Схватив умирающую дочь, он поставил ее в удобную позу, и
д'Эстерваль мигом вторгся в ее задний проход. Каждый из злодеев хотел,
сообразно своим вкусам и наклонностям, запятнать себя всевозможными
жестокостями; трудно представить себе мерзости, которые они позволили себе с
несчастной девочкой в последние минуты ее жизни. Никогда еще самые жестокие,
представители рода человеческого, самые отъявленные антропофаги не доходили до
таких ужасных извращений… Наконец она отдала Богу душу, и земляная насыпь, о
которой мы, кажется, упоминали, навсегда скрыла следы чудовищного преступления,
совершенного с такой наглостью и с таким остервенением.
Какая нечеловеческая страсть таится в разврате! Если она
действительно самая приятная из всех, которые внушает нам природа, можно быть
уверенным, что она в то же время самая сильная и опасная.

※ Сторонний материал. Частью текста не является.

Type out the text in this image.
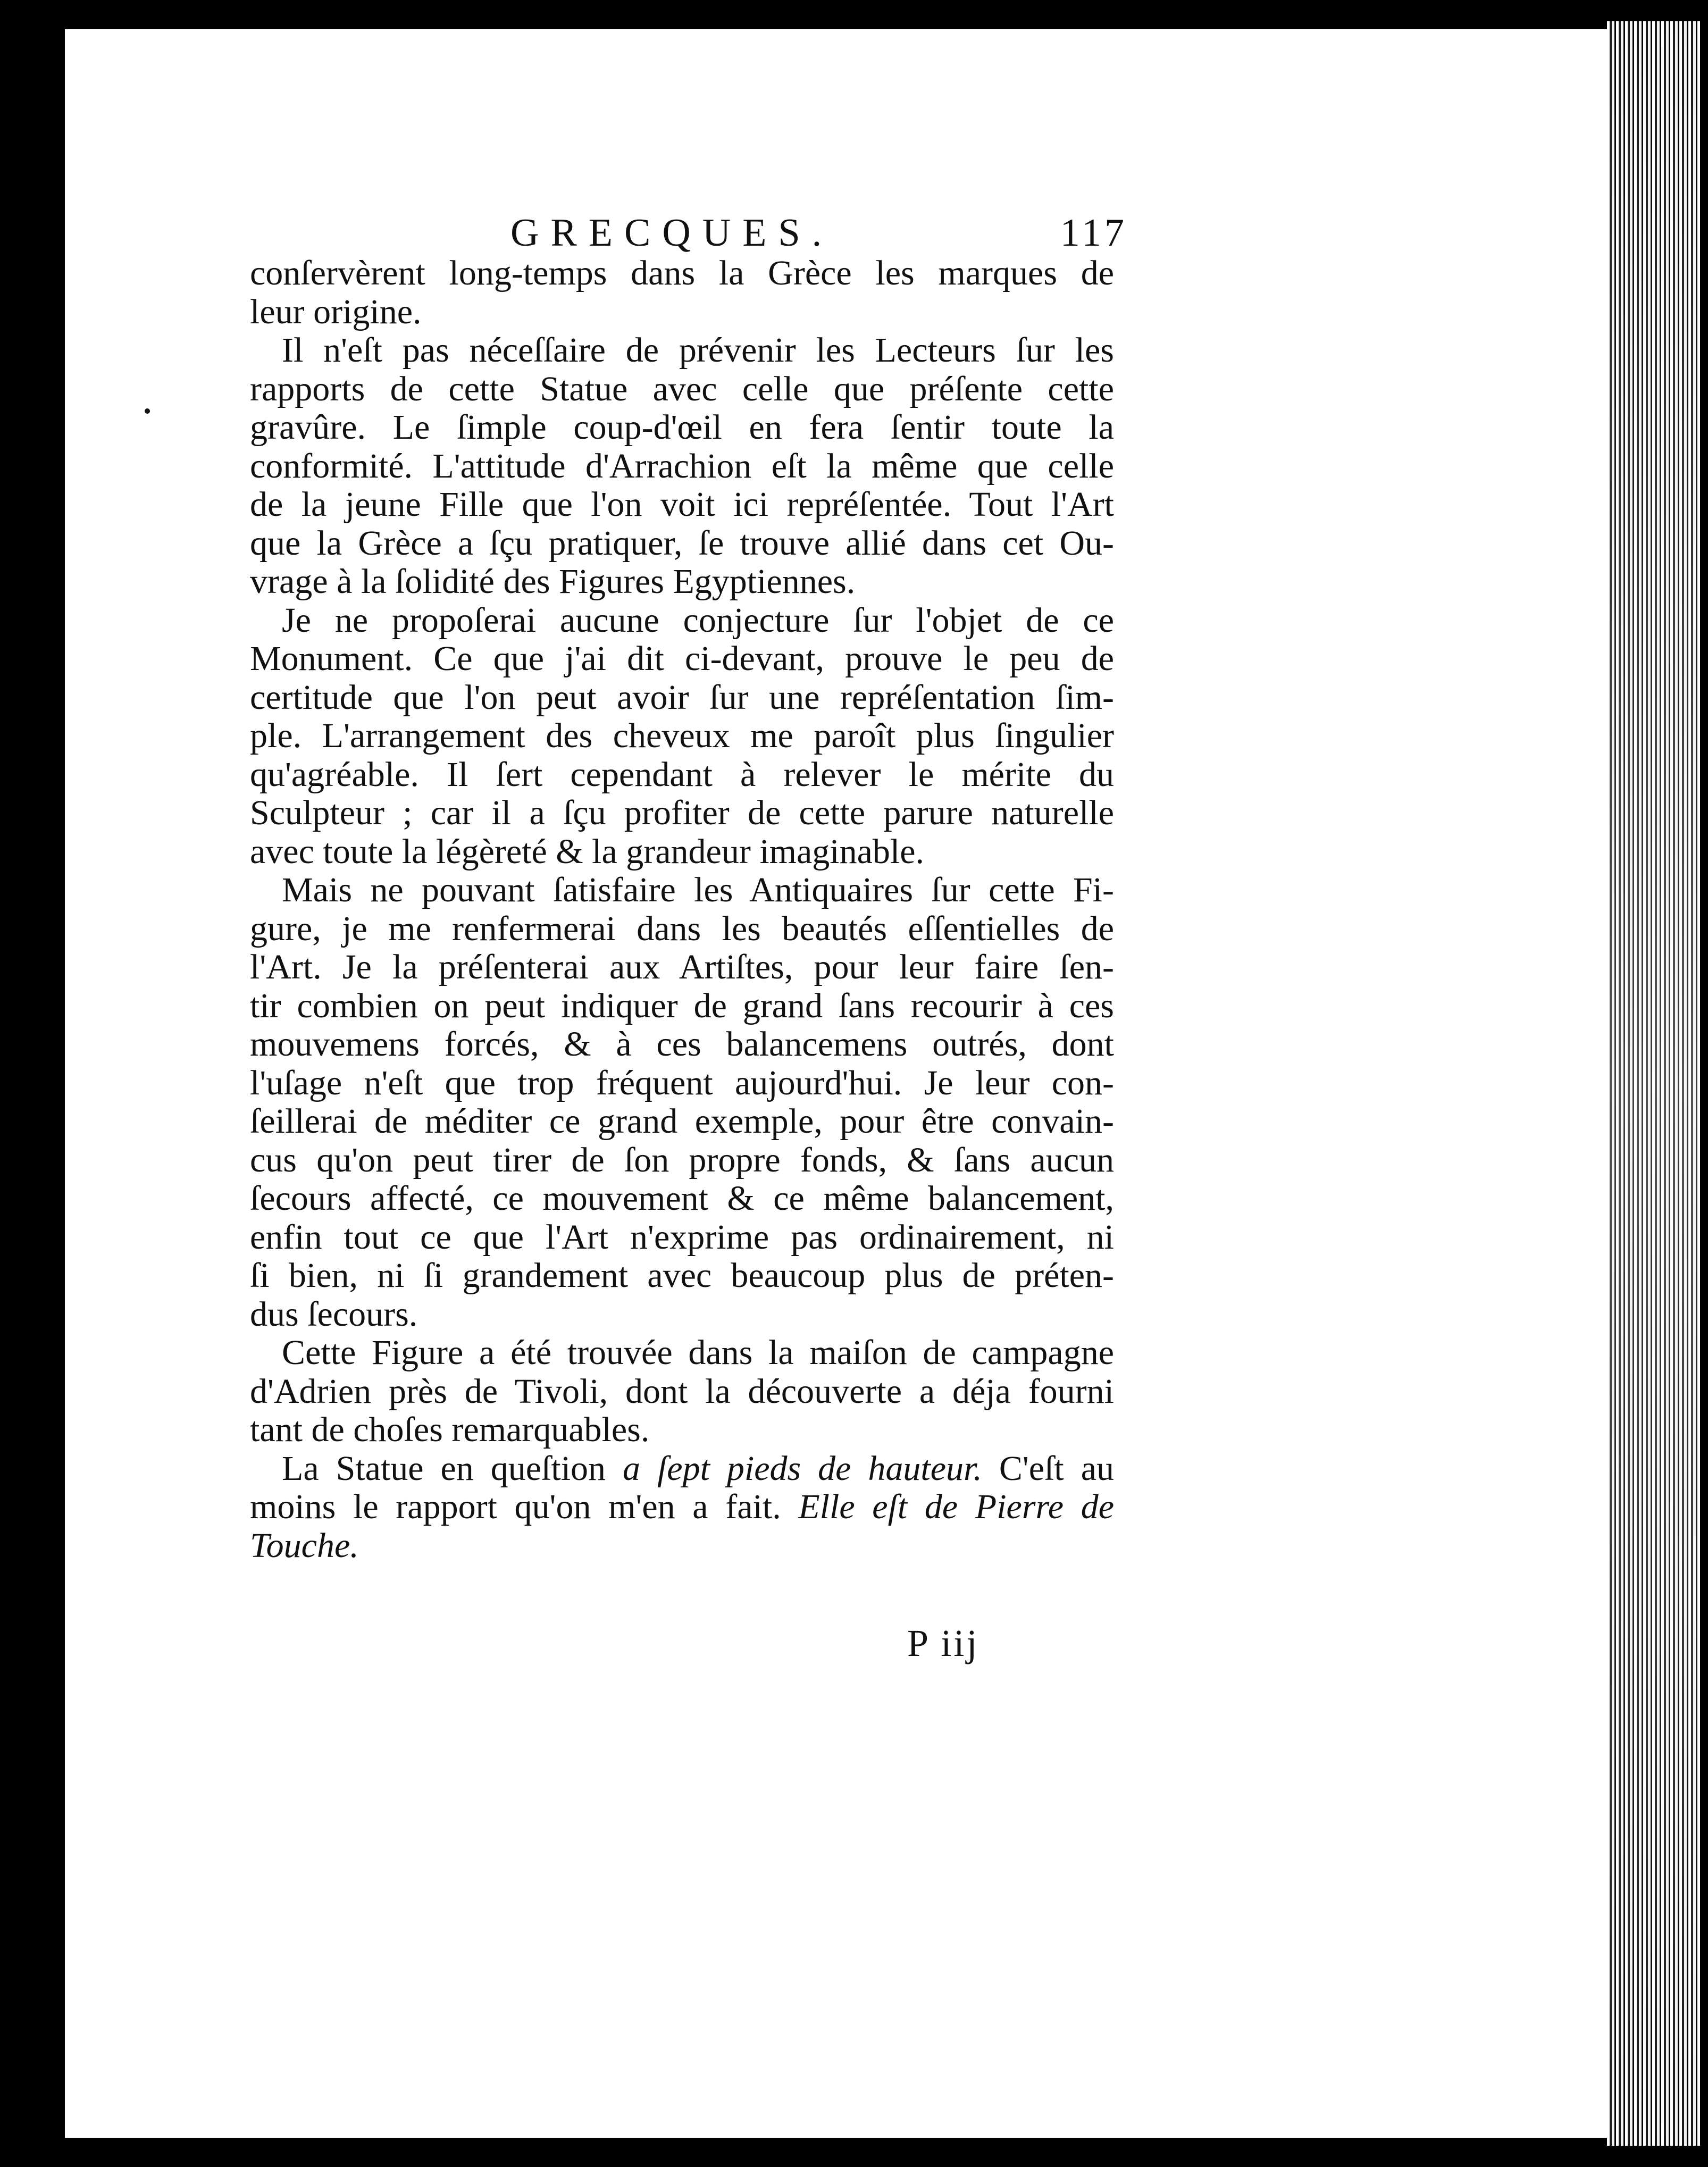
GRECQUES.	117
conſervèrent long-temps dans la Grèce les marques de
leur origine.
Il n'eſt pas néceſſaire de prévenir les Lecteurs ſur les
rapports de cette Statue avec celle que préſente cette
gravûre. Le ſimple coup-d'œil en fera ſentir toute la
conformité. L'attitude d'Arrachion eſt la même que celle
de la jeune Fille que l'on voit ici repréſentée. Tout l'Art
que la Grèce a ſçu pratiquer, ſe trouve allié dans cet Ou-
vrage à la ſolidité des Figures Egyptiennes.
Je ne propoſerai aucune conjecture ſur l'objet de ce
Monument. Ce que j'ai dit ci-devant, prouve le peu de
certitude que l'on peut avoir ſur une repréſentation ſim-
ple. L'arrangement des cheveux me paroît plus ſingulier
qu'agréable. Il ſert cependant à relever le mérite du
Sculpteur ; car il a ſçu profiter de cette parure naturelle
avec toute la légèreté & la grandeur imaginable.
Mais ne pouvant ſatisfaire les Antiquaires ſur cette Fi-
gure, je me renfermerai dans les beautés eſſentielles de
l'Art. Je la préſenterai aux Artiſtes, pour leur faire ſen-
tir combien on peut indiquer de grand ſans recourir à ces
mouvemens forcés, & à ces balancemens outrés, dont
l'uſage n'eſt que trop fréquent aujourd'hui. Je leur con-
ſeillerai de méditer ce grand exemple, pour être convain-
cus qu'on peut tirer de ſon propre fonds, & ſans aucun
ſecours affecté, ce mouvement & ce même balancement,
enfin tout ce que l'Art n'exprime pas ordinairement, ni
ſi bien, ni ſi grandement avec beaucoup plus de préten-
dus ſecours.
Cette Figure a été trouvée dans la maiſon de campagne
d'Adrien près de Tivoli, dont la découverte a déja fourni
tant de choſes remarquables.
La Statue en queſtion a ſept pieds de hauteur. C'eſt au
moins le rapport qu'on m'en a fait. Elle eſt de Pierre de
Touche.
P iij
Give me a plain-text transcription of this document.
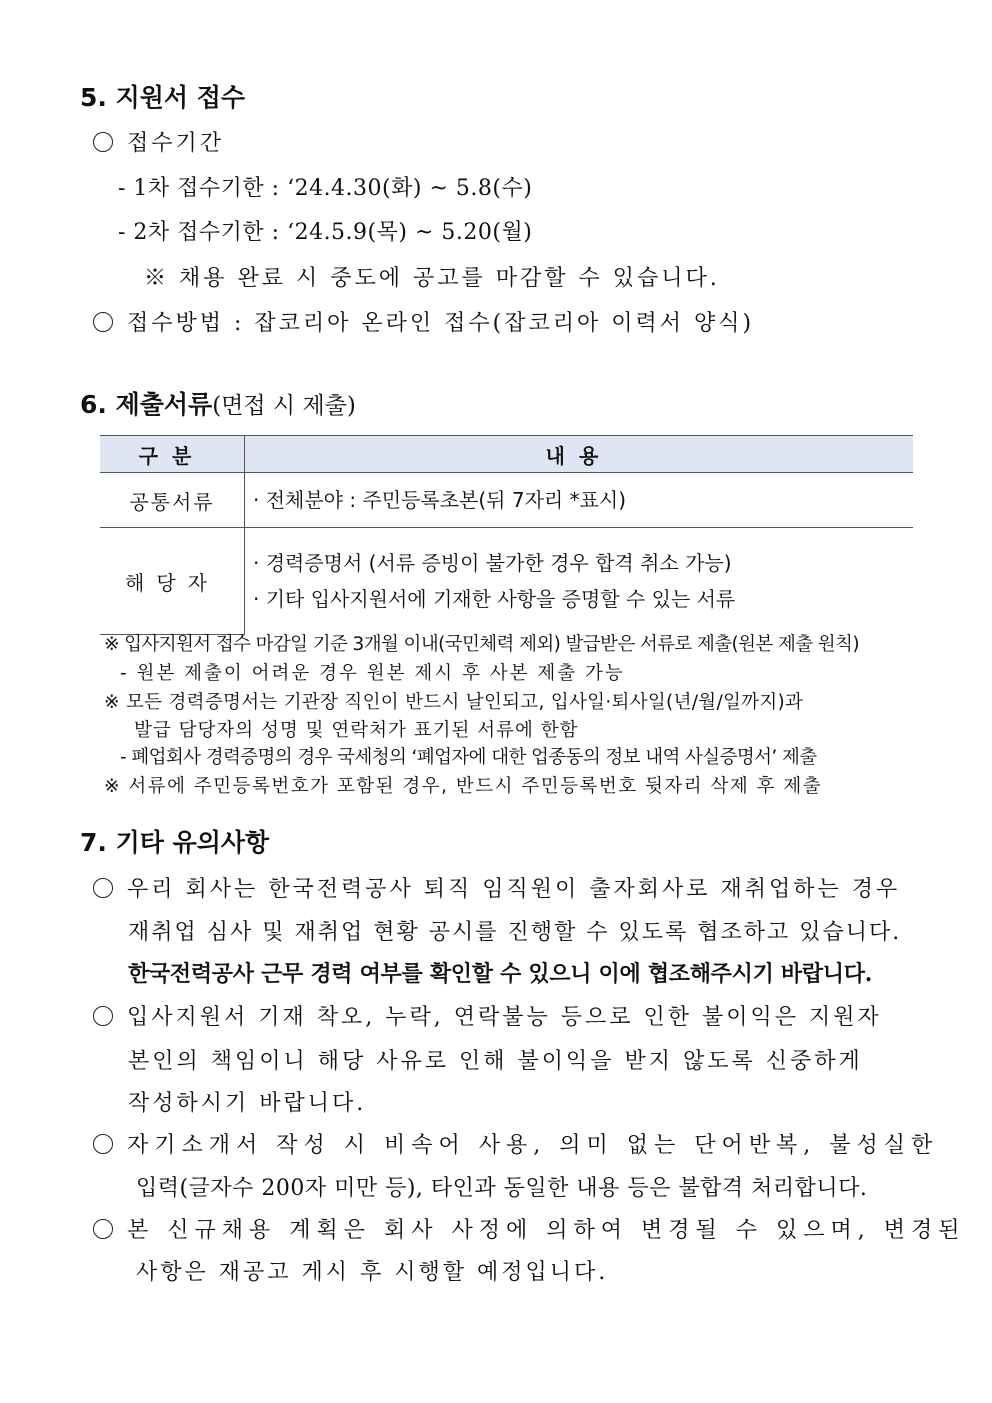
5. 지원서 접수
접수기간
- 1차 접수기한 : ‘24.4.30(화) ~ 5.8(수)
- 2차 접수기한 : ‘24.5.9(목) ~ 5.20(월)
※ 채용 완료 시 중도에 공고를 마감할 수 있습니다.
접수방법 : 잡코리아 온라인 접수(잡코리아 이력서 양식)
6. 제출서류(면접 시 제출)
구분	내용
공통서류	· 전체분야 : 주민등록초본(뒤 7자리 *표시)

해당자	· 경력증명서 (서류 증빙이 불가한 경우 합격 취소 가능)
· 기타 입사지원서에 기재한 사항을 증명할 수 있는 서류
※ 입사지원서 접수 마감일 기준 3개월 이내(국민체력 제외) 발급받은 서류로 제출(원본 제출 원칙)
- 원본 제출이 어려운 경우 원본 제시 후 사본 제출 가능
※ 모든 경력증명서는 기관장 직인이 반드시 날인되고, 입사일·퇴사일(년/월/일까지)과
발급 담당자의 성명 및 연락처가 표기된 서류에 한함
- 폐업회사 경력증명의 경우 국세청의 ‘폐업자에 대한 업종동의 정보 내역 사실증명서’ 제출
※ 서류에 주민등록번호가 포함된 경우, 반드시 주민등록번호 뒷자리 삭제 후 제출
7. 기타 유의사항
우리 회사는 한국전력공사 퇴직 임직원이 출자회사로 재취업하는 경우
재취업 심사 및 재취업 현황 공시를 진행할 수 있도록 협조하고 있습니다.
한국전력공사 근무 경력 여부를 확인할 수 있으니 이에 협조해주시기 바랍니다.
입사지원서 기재 착오, 누락, 연락불능 등으로 인한 불이익은 지원자
본인의 책임이니 해당 사유로 인해 불이익을 받지 않도록 신중하게
작성하시기 바랍니다.
자기소개서 작성 시 비속어 사용, 의미 없는 단어반복, 불성실한
입력(글자수 200자 미만 등), 타인과 동일한 내용 등은 불합격 처리합니다.
본 신규채용 계획은 회사 사정에 의하여 변경될 수 있으며, 변경된
사항은 재공고 게시 후 시행할 예정입니다.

Валясь с ног от усталости, общество улеглось спать. Верней,
которому всякая новая похотливая мысль тотчас возвращала силы, о чем мы уже
говорили, захотел провести ночь со своей дочерью Лореттой, ибо она обладала
самым большим даром воспламенять его. Каждый из распутников устроился примерно
таким же образом, а нашей Жюстине была оказана честь разделить ложе с Доротеей,
которая никак не могла насытится ею.